Right off the bat, incandescent lighting has had 2 strikes against it in my ballgame. I became militantly Pro-Fluorescent in my teens. This in time combined with a growing passion for and towards the New York City subway system.
What joy I felt, an almost unholy, violent stirring deep within my loins when one afternoon, as I exited an express on the way home, I noticed little spikes sticking out of the ceiling at Roosevelt. I quickly deduced what those spikes portended. Roosevelt Avenue was getting it's fluorescents! Soon the spikes were emerging from the ceilings of the other stations still held hostage by the murderous incandescents. The roll call of the dim dungeons read like a veritable who's who (or Where's where) of Northwest Queens, NY: Elmhurst Ave; 65th Street, Northern Blvd; 46th Street; Steinway Street, 36th Street; the venerable and hideous Queens Plaza and last AND least, but always my favorite 23rd Street/Ely Avenue. And I dare anybody to visit Long Island City in Queens and try to find Ely Avenue.
By now I was nearing the end of my 2nd year at high school, and I still couldn't read a newspaper at either of the two transfer points for the express; Roosevelt or Queens Plaza.

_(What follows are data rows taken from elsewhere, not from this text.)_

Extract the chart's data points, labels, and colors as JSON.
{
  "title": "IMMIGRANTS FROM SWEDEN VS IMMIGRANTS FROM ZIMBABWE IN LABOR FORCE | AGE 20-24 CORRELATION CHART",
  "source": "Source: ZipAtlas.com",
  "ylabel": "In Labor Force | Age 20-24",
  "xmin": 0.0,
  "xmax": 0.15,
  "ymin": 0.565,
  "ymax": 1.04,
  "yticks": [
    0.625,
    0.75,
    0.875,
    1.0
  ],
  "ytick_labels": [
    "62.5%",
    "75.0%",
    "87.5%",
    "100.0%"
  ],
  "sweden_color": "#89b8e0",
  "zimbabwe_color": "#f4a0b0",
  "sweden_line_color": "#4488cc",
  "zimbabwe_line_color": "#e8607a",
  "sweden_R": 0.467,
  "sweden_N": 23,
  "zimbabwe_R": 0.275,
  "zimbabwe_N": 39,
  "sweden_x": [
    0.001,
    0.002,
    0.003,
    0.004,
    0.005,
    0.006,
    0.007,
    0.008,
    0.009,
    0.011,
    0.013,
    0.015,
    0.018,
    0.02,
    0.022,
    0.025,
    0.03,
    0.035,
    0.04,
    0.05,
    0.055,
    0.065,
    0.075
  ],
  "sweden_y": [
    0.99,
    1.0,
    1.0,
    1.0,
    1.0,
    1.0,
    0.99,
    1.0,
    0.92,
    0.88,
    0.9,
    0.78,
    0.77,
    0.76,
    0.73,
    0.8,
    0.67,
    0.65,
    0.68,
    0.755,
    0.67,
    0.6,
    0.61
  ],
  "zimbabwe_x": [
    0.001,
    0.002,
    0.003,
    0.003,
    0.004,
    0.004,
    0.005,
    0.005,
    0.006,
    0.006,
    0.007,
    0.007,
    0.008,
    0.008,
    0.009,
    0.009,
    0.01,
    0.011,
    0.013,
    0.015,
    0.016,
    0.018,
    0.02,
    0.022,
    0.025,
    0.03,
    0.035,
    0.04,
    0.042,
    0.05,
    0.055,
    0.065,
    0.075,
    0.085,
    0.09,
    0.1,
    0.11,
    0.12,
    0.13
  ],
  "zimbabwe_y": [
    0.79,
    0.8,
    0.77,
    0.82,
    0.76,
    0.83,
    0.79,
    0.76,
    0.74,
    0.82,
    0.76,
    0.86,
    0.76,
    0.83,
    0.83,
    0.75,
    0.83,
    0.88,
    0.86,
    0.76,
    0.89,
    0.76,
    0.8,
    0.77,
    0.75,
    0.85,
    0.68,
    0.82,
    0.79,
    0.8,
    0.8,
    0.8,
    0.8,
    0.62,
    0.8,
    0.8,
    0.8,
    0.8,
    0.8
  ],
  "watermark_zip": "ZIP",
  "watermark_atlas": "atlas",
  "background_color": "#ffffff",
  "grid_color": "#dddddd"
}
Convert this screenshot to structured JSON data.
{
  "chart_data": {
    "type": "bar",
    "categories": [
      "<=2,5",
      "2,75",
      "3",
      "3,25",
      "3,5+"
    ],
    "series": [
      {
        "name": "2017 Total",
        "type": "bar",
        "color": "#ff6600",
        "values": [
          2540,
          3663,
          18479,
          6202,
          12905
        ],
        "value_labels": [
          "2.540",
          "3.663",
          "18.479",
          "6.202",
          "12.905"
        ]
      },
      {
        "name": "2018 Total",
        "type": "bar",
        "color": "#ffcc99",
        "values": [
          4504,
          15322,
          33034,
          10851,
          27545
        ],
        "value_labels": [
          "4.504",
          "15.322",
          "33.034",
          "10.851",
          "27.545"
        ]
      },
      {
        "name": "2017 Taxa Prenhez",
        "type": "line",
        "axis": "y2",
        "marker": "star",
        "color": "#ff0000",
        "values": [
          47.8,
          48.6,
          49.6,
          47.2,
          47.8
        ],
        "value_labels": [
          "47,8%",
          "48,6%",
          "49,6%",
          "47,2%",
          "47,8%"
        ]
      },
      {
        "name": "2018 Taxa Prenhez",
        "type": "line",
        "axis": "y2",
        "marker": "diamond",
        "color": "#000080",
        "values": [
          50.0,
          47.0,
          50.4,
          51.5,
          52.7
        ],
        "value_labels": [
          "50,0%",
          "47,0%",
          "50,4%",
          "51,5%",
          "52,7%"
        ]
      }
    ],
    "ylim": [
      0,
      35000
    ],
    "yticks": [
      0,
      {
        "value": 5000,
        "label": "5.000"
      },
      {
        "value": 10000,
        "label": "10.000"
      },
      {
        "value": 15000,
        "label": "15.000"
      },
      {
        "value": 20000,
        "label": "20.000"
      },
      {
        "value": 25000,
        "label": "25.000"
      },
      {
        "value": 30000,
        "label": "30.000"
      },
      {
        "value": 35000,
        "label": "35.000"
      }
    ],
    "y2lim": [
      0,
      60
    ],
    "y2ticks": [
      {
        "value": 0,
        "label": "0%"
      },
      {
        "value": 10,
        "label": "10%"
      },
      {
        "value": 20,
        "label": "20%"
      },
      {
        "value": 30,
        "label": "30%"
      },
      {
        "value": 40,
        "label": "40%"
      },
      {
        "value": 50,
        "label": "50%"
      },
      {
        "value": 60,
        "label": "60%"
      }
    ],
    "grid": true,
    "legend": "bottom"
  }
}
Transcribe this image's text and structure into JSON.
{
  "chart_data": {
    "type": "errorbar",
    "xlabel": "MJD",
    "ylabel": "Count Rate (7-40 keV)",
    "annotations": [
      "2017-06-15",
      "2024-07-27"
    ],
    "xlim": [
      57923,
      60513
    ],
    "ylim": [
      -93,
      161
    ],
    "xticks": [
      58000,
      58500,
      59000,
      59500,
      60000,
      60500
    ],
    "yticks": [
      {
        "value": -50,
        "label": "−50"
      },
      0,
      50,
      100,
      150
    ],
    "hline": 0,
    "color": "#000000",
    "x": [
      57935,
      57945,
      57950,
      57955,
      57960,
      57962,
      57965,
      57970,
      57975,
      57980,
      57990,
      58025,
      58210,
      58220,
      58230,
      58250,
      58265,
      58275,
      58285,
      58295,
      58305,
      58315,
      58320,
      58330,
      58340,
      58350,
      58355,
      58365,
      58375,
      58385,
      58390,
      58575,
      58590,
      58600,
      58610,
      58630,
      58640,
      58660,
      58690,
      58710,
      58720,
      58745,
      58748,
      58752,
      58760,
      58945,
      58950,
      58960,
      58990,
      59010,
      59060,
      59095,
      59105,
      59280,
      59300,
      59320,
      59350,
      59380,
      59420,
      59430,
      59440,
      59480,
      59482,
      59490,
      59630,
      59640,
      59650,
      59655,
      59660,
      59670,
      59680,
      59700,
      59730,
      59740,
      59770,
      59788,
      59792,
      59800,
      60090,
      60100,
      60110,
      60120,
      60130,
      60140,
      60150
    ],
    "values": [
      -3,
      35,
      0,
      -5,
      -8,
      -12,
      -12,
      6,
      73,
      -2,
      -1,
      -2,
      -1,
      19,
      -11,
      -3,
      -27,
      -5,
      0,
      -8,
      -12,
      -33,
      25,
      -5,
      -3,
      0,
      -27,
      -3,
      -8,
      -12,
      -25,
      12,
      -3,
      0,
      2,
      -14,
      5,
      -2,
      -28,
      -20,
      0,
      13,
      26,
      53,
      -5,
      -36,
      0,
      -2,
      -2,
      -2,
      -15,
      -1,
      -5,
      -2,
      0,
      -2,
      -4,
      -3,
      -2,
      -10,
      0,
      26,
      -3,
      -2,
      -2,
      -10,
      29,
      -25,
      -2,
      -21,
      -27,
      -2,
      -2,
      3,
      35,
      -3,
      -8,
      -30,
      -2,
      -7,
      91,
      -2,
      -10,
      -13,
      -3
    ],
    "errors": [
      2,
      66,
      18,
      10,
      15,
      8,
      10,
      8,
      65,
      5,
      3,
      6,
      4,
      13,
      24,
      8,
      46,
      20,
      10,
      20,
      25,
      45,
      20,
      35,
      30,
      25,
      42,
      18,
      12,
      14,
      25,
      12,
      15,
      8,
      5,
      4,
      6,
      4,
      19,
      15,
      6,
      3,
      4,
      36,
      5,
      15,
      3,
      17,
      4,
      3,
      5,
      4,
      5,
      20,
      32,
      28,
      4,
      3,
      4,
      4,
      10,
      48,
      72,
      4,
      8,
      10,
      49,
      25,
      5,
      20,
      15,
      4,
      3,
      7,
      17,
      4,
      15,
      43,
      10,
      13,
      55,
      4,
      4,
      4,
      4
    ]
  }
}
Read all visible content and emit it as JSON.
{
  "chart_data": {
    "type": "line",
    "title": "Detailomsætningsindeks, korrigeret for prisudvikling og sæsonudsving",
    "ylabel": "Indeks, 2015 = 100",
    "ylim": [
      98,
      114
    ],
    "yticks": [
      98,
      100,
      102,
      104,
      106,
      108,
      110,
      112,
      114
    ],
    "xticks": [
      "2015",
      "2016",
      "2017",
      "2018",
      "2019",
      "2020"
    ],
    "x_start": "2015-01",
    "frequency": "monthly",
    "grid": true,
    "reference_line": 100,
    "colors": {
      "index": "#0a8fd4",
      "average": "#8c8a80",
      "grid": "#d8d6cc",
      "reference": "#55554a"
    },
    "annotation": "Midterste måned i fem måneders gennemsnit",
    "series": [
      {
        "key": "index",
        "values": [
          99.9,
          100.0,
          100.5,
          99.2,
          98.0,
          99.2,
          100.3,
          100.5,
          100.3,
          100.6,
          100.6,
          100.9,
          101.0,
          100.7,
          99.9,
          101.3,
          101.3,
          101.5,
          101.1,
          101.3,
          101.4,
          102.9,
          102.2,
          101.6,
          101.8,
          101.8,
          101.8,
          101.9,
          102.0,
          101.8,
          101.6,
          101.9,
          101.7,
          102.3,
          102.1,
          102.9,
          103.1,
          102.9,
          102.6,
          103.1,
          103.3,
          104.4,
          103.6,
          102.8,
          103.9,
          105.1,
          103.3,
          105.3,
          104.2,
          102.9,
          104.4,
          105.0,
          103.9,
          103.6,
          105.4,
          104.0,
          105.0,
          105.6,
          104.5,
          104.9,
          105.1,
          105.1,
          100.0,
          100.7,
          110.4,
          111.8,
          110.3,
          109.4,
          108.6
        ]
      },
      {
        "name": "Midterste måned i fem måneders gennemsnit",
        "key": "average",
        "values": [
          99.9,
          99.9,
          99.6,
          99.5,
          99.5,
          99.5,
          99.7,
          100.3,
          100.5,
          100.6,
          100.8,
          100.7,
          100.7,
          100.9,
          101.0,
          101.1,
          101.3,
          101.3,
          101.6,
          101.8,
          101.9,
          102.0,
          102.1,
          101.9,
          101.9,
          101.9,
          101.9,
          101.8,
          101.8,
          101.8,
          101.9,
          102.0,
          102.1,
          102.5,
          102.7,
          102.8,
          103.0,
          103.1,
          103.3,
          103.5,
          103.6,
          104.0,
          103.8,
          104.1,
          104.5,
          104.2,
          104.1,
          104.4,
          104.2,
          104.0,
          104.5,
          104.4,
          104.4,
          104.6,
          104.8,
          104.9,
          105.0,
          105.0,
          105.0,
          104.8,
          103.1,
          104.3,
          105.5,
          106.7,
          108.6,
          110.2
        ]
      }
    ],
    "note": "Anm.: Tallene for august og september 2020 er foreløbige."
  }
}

My alternative was to get up a little earlier and take the local all the way. That had unpleasant repurcussions however. The cavernous station I got off at for school via the local, Lexington & 59th Street, smelled like donuts. Don't get me wrong. At that age I loved donuts. The perfect place to live would've been next door to Duncan Donuts. But when you're exposed to a smell constantly and that smell is all pervasive and all consuming, you tend to get sick of it very quickly. To this day, I can't stand the thought of using that station. I'll bet the smell of those IRT donuts still permeats the place.
Finally the new lights started coming on, first at 23rd and Ely if my memory serves me right. I really don't remember the order in which Roosevelt went "fluorescently on-line". I was too interested in girls, and my lack of success with them, by then. But I did anxiously await everyday to see if the lights were finally lit. In the absense of an acceptable sex life, it was something to look forward to. It was incredible how different the tiles on the station walls looked after the lighting changed. Before the fluorescents, you'd have thought the walls were dark yellow. Actually, YOU probably wouldn't have given it any thought. Only I would ponder such a matter. I went through the same wrenching wait for fluorescents when I moved to Brooklyn, along the F train route. All the stations south of Jay Street, were bastions of "Bulbism". Within a couple of years, however, the tell tale spikes began to sprout from the ceilings. But the delays that accompanied this group of lights put the Queens job to shame.
Eventually the entire line was relit successfully. Yea TA! It was well into the "80's until the elevated stations were done. My Fluorescent fixation (fixturation?) extends to mercury vapor streetlights. I have every intention of enlightening you about these entities. This however, is the subject of another passion and I do not like when one passion intrudes on another's turf. My passions can be very territorial.
Incandescents have even taken over my dreams, where I wake up and can't turn the lights on. If only I had the capital to finance movies. I've already planned a series of horror movies based on fluorescent lighting.